Машины остались на краю деревни. Кто устроился в кабинах, кто под брезентом. А мы направились по вязкой пашне, еле передвигая ноги, скользя и подшучивая, мечтая о крыше над головой. Спускаемся в ложбину. Смотрим, на той стороне дом большой черный. Добрались до входа. Дверь отперта. В первой комнате полы разобраны. Санитары разошлись по комнатам; темно, тихо, никого нет. Закрыли дверь шестом, и все расположились во второй комнате. Мы с сестрой Валей пригрелись под сырой шинелью. Слышу тихую мелодию: как бы засыпаю, только беспокойство какое-то, а мелодия все громче и громче. Санитар спрашивает из темноты: «Лейтенант! Вы музыку слышите?» «И вы слышите? Откуда она?» «Не знаю!» Кто-то сказал из темноты: «Что-то тут нечисто! Душа болит, никогда так не было!» Все встали, прошлись по всему дому — никого. Ничего нет, только паутина цепляется в потемках и музыка не слышна. Опять все легли. И опять я слышу музыку, все громче и громче, все ярче и ярче незнакомая мелодия, никак не заснешь. Вздыхают, ворочаются, поругиваются. Что-то тревожное, жестокое, как будто воспоминание чего-то неизведанного, но такого близкого напоминает и терзает мозг. Валя сидит, не ложится. Спать все равно не можем. «Пошли к машинам?» «Может, кто-то спит?» «Да нет! Все не можем заснуть, такая тоска, что жизнь не мила. Да и в голову вся дрянь лезет: когда-то кошку убил, давно забыл, а сейчас тоска замучила…» Вышли на улицу. Темный дом просторный, стекла поблескивают. Кругом пашня, только у дома жухлая трава. Ночь сырая. Идем молча. Чем дальше от дома, тем легче на душе. Вот, споткнувшись и проехав по грязи, санитар пошутил и ему ответили шуткой. Небо чуть посветлело и стало теплее. Впереди силуэты машин. Нас встретил хриплый голос разводящего: «Что, обратно? Прибыли все? Говорил, что там чертовщина есть? Правильно?» «А давно это у вас?» «Как отбили деревню, третий день. А в хорошую ночь вроде огонек бродит по дому.
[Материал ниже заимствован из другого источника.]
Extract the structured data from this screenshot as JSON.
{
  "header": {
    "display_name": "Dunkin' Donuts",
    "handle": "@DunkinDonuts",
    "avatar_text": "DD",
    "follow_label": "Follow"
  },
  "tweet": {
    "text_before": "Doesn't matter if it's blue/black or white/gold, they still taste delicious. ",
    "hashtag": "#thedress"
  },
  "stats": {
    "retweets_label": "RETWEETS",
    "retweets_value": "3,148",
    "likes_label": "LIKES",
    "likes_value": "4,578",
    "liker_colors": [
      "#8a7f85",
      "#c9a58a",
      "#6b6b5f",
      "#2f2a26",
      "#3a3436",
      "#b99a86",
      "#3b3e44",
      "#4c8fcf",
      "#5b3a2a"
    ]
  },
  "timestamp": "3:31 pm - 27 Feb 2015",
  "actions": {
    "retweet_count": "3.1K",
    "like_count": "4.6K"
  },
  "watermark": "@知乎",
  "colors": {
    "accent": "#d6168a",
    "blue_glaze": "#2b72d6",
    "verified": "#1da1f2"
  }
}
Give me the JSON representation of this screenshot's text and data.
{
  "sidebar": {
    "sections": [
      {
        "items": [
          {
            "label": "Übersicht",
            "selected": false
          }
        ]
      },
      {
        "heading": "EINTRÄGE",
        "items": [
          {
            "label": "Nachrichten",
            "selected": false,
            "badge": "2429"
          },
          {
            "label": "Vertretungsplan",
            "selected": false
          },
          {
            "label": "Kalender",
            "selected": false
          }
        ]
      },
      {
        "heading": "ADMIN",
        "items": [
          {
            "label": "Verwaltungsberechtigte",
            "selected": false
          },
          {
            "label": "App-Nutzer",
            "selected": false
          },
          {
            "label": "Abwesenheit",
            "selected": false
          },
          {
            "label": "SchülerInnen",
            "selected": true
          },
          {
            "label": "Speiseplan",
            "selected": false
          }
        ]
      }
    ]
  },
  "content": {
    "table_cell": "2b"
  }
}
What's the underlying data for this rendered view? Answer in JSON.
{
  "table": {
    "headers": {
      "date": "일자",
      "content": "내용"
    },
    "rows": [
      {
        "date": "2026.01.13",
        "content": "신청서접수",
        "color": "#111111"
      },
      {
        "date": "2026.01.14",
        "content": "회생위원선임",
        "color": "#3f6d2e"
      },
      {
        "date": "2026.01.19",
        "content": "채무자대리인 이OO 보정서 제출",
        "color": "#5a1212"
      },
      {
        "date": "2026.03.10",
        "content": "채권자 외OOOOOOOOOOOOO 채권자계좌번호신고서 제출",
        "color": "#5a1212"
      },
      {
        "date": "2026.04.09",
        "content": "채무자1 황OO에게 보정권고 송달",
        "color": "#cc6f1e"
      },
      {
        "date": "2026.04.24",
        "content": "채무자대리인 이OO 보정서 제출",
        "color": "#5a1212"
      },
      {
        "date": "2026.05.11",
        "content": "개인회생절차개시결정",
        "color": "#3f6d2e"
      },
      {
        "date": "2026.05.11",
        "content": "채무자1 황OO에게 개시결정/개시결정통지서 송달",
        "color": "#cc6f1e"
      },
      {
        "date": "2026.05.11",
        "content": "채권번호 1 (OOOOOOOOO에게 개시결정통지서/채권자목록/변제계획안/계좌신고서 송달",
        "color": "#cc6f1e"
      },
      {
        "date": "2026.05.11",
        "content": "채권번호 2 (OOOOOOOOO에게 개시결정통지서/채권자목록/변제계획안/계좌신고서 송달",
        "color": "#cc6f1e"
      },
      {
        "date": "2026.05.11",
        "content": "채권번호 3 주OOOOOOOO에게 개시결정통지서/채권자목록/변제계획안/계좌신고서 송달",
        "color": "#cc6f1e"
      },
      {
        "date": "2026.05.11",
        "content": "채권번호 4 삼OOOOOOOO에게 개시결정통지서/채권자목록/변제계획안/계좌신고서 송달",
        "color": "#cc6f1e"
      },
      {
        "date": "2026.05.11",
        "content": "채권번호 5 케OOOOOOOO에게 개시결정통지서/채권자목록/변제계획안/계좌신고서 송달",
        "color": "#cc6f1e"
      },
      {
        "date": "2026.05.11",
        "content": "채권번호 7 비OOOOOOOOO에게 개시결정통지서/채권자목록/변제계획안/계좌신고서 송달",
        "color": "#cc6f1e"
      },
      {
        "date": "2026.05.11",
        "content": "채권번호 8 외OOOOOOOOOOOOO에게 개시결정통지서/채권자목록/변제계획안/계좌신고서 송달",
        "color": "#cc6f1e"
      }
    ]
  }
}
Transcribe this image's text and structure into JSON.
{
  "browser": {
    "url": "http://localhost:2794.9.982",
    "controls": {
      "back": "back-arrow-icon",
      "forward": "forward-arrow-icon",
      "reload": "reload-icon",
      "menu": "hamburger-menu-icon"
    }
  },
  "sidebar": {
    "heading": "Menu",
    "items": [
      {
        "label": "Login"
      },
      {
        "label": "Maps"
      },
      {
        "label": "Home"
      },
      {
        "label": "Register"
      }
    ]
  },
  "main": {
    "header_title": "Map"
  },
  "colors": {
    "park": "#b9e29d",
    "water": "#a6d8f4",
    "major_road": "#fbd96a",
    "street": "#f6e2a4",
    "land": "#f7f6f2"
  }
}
Из нашего взвода посылали ребят — никого нет, тишина. А сели отдохнуть, задремали и вроде музыка начала играть, тоскливо стало. Все обшарили: никого, ничего. Ни пули, ни мины не берут. Деревня вся побита, а дом стоит. Вроде и не дом, а школа или больница, только мебели нет».
Чуть рассвело — команда «По машинам!», и опять мы мчимся. Приказ — в другую деревню.
А вот и река Десна. Деревня Бондаревка. Развернулись. Принимаем раненых. Вася Романов! Ранен? «По второму крещению! Я не один, там еще ребята есть, у вас лечились».
26 октября меня наказали за самодеятельность, направили в Городище, недалеко от Бреста, в газовое отделение. Встретила меня доктор. Молоденькая, только что окончившая ускоренный институт. Обход раненых окончен через полчаса. Последний раненый с забинтованной ногой. Отметка о трех разрезах по всей голени от колена до стопы сделана полтора суток назад дежурным хирургом. Улучшения нет, газовая гангрена, крепитация перешла на бедро, температуру высокая, состояние тяжелое. Я смотрю на доктора: «Как вы считаете, здесь нужна ампутация? Срочная или нет?» Доктор молчит. Смотрит на меня: «А вы видели, как делают эту операцию?» «Да! Я операционная сестра!» «Тогда мой ответ положительный».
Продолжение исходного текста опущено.